He was commissioned as a Second lieutenant in the Reserve Officers’ Training Corps in March 1939. He was called to active duty in March 1941 first serving as a platoon leader in Company H, 3rd Battalion, 366th Infantry Regiment in the segregated 92nd Infantry Division.

World War II

In September 1943 he took command of Company H, 366th Infantry before the 92nd Division deployed to Europe to participate in the Italian Campaign. He served in various roles in the 3/366th Infantry and ended the war commanding Company B, 1st Battalion, 371st Infantry Regiment.

Post WWII

He returned to the US in November 1945 and was placed on inactive duty on 30 March 1946. He was recalled to active duty in August 1947 and given command of Company D, 1st Battalion, 365th Infantry Regiment. In April 1952 he deployed to West Germany to join the 370th Armored Infantry Battalion where he served as operations officer and then executive officer. He attended Command and General Staff College in 1954 and War College in 1962.

Vietnam War

Col. Davison was serving as acting commander of the 199th Light Infantry Brigade based at Long Binh Post at the start of the Tet Offensive on 31 January 1968. Davison commanded his forces in the Tet Offensive attacks on Bien Hoa and Long Binh. He was given command of the brigade in August 1968.

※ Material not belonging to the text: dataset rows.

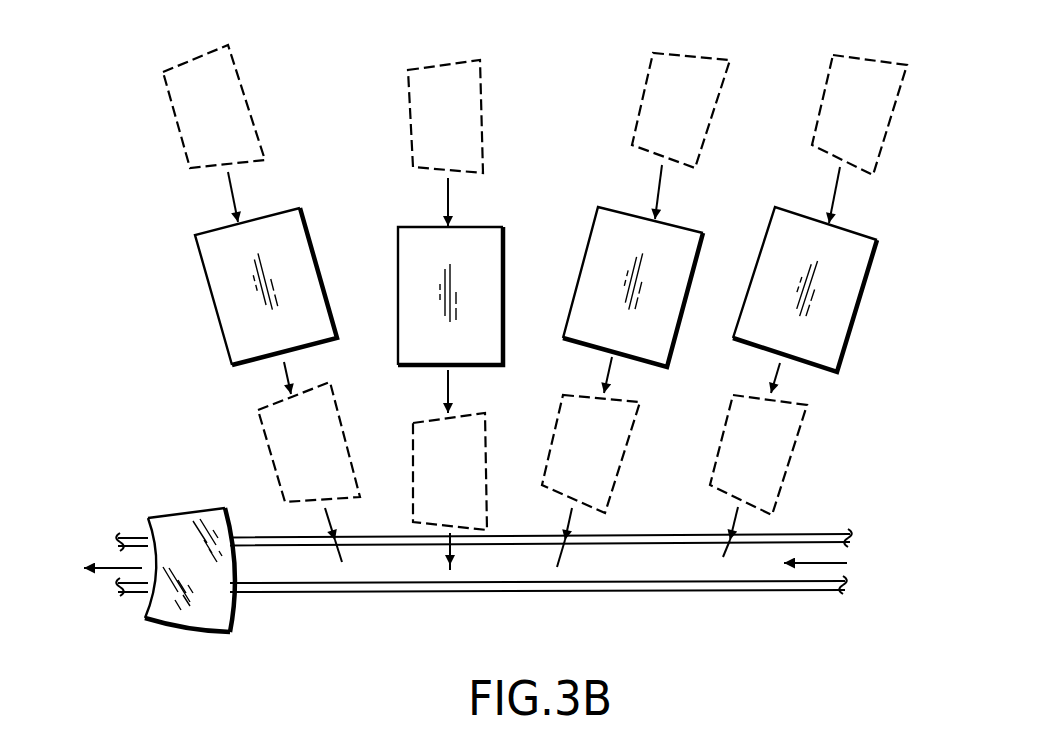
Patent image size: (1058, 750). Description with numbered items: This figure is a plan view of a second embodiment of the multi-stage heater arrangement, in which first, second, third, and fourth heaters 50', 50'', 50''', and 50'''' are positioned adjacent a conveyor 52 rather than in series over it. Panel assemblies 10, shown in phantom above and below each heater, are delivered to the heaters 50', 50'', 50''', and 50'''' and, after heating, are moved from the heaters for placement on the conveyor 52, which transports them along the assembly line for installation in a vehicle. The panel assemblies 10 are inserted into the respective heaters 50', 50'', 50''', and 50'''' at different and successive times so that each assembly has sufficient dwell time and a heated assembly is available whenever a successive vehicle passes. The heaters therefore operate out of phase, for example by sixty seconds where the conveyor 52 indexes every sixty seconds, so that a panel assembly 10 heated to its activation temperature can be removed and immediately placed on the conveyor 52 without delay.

The panel assembly 10 is at (417, 110).
The first stage heater 50' is at (284, 270).
The second stage heater 50'' is at (488, 271).
The third stage heater 50''' is at (667, 272).
The fourth stage heater 50'''' is at (840, 280).
The conveyor 52 is at (617, 600).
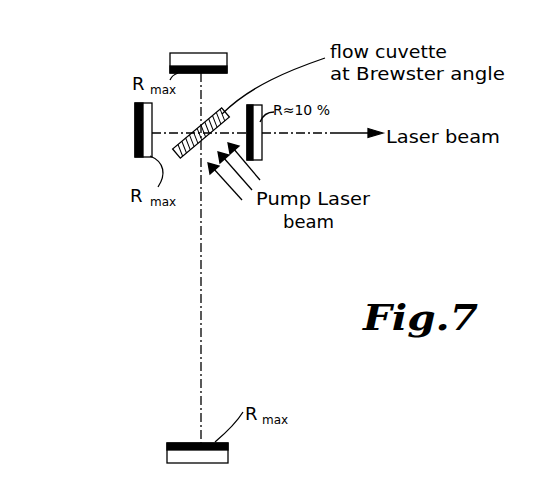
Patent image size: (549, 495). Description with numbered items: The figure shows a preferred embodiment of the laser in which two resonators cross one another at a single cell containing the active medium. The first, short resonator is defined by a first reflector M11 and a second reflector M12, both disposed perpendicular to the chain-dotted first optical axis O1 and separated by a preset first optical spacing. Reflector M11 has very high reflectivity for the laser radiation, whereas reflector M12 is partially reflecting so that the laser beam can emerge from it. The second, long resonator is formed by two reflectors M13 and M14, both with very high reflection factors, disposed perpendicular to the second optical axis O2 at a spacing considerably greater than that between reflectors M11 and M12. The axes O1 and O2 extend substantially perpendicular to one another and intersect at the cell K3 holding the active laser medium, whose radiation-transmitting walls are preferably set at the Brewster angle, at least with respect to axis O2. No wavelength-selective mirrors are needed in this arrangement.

The first reflector M11 is at (118, 145).
The second reflector M12 is at (259, 144).
The reflector of the long resonator M13 is at (221, 57).
The reflector of the long resonator M14 is at (181, 443).
The cell K3 is at (206, 117).
The first optical axis O1 is at (155, 125).
The second optical axis O2 is at (202, 275).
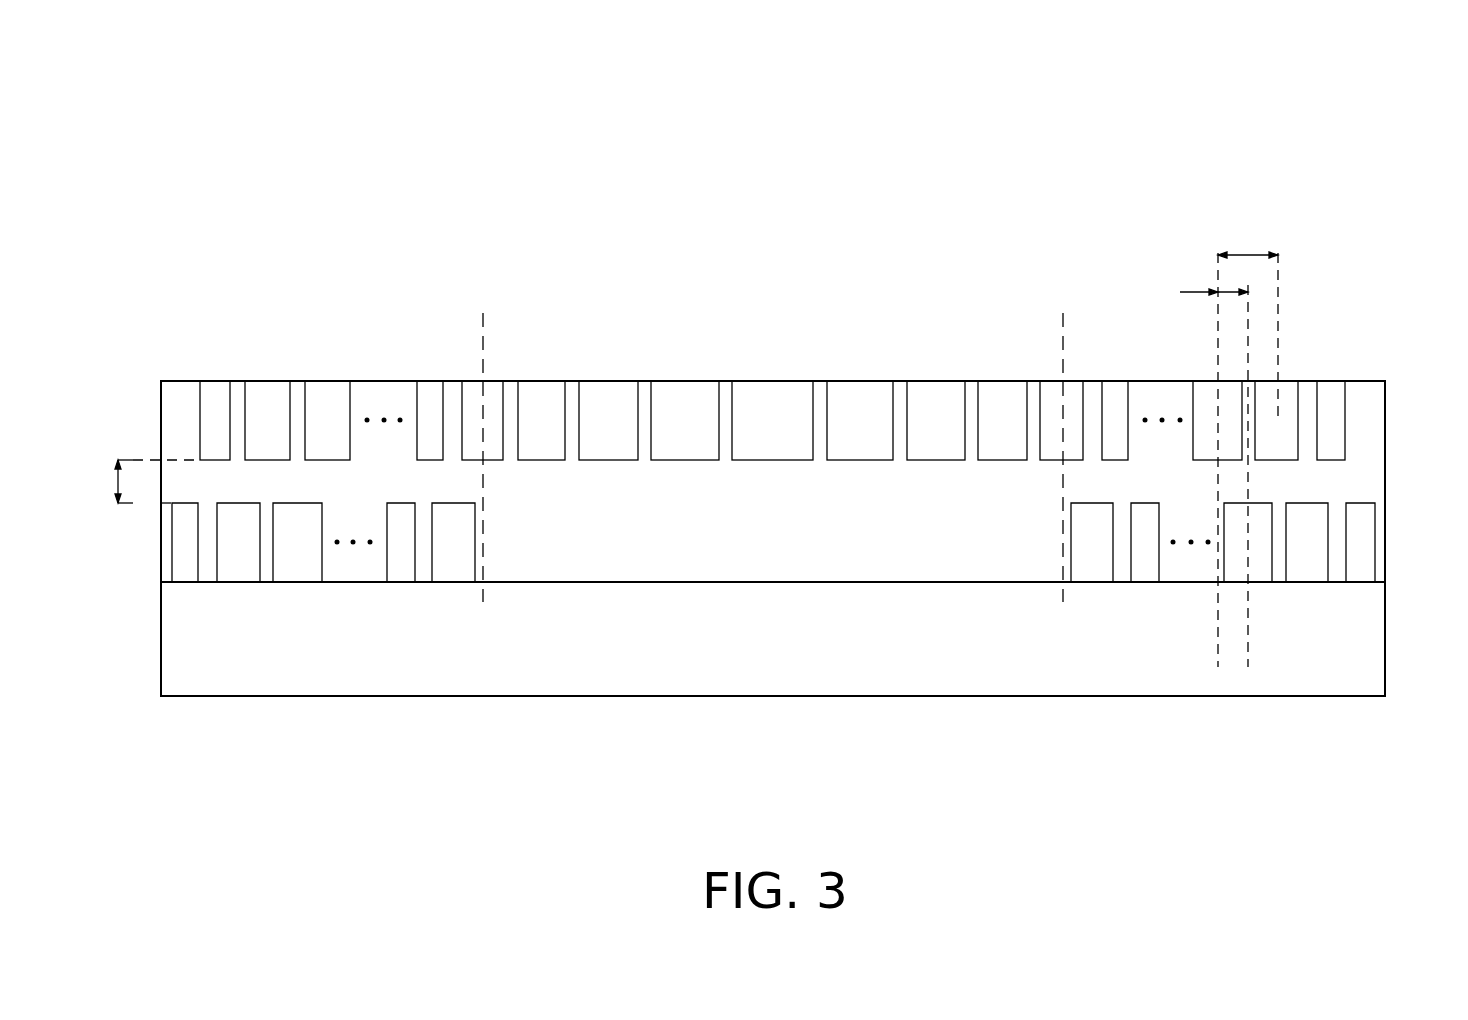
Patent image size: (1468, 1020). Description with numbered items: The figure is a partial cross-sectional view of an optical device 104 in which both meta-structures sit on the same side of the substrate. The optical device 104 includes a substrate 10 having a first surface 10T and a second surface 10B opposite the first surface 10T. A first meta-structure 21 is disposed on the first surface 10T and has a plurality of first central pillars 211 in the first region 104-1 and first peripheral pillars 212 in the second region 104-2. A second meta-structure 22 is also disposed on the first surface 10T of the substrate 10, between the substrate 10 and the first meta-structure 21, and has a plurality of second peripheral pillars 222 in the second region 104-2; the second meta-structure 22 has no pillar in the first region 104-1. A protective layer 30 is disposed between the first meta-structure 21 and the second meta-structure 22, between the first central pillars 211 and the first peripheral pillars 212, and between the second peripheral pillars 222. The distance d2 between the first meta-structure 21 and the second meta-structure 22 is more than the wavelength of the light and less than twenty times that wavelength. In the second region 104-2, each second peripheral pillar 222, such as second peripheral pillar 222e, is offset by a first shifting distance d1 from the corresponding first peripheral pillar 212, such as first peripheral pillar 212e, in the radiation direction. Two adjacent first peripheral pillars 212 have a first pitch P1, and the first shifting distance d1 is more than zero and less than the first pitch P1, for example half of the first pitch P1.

The optical device 104 is at (143, 45).
The first region 104-1 is at (773, 226).
The second region 104-2 is at (328, 226).
The substrate 10 is at (173, 639).
The first surface 10T is at (365, 574).
The second surface 10B is at (298, 702).
The first meta-structure 21 is at (1401, 382).
The second meta-structure 22 is at (1401, 503).
The protective layer 30 is at (1373, 482).
The first central pillars 211 is at (860, 391).
The first peripheral pillars 212 is at (268, 393).
The first peripheral pillar 212e is at (1207, 392).
The second peripheral pillars 222 is at (453, 570).
The second peripheral pillar 222e is at (1258, 570).
The first shifting distance d1 is at (1214, 460).
The distance d2 is at (104, 481).
The first pitch P1 is at (1248, 320).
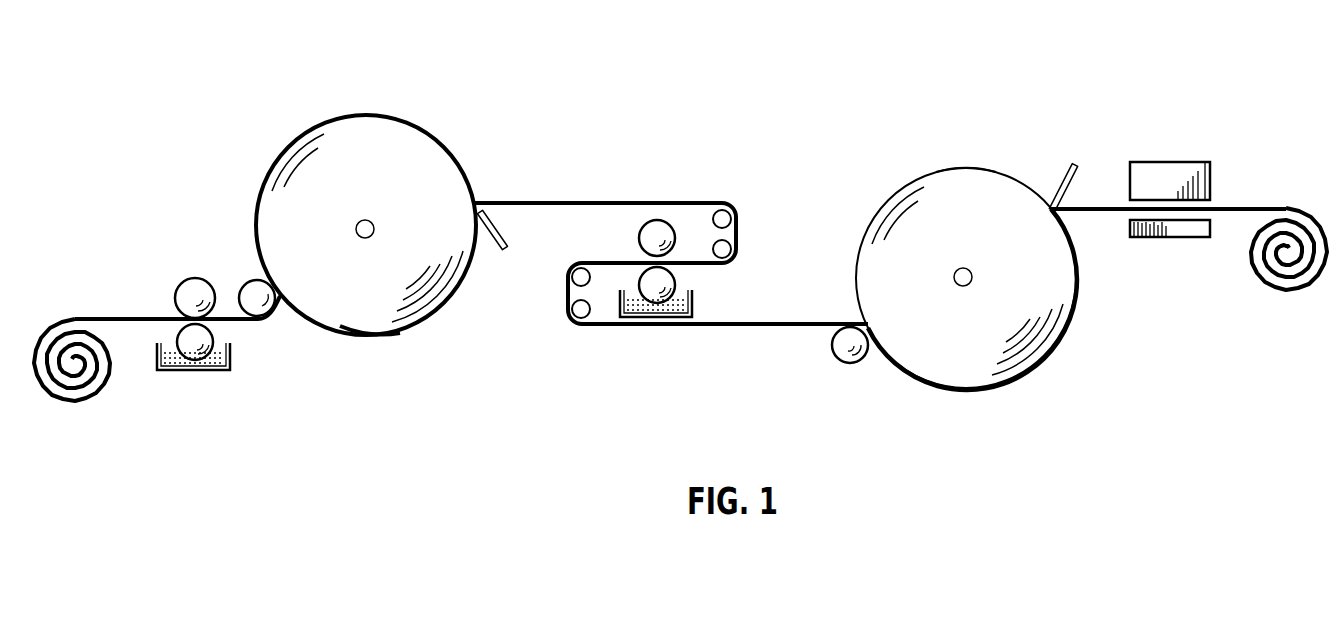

In September 1968 he was promoted to Brigadier general, becoming only the second African American to achieve this rank.

Post Vietnam

In April 1971 he was promoted to Major general.

In May 1972 he was given command of the 8th Infantry Division becoming the first African American division commander. His final assignment commencing in November 1973 was as commander of the Washington Military District.

He retired from the Army in 1974 and became executive assistant at Howard University until 1985 when he retired from that role.

He died on 24 January 1999 and was buried at Arlington National Cemetery.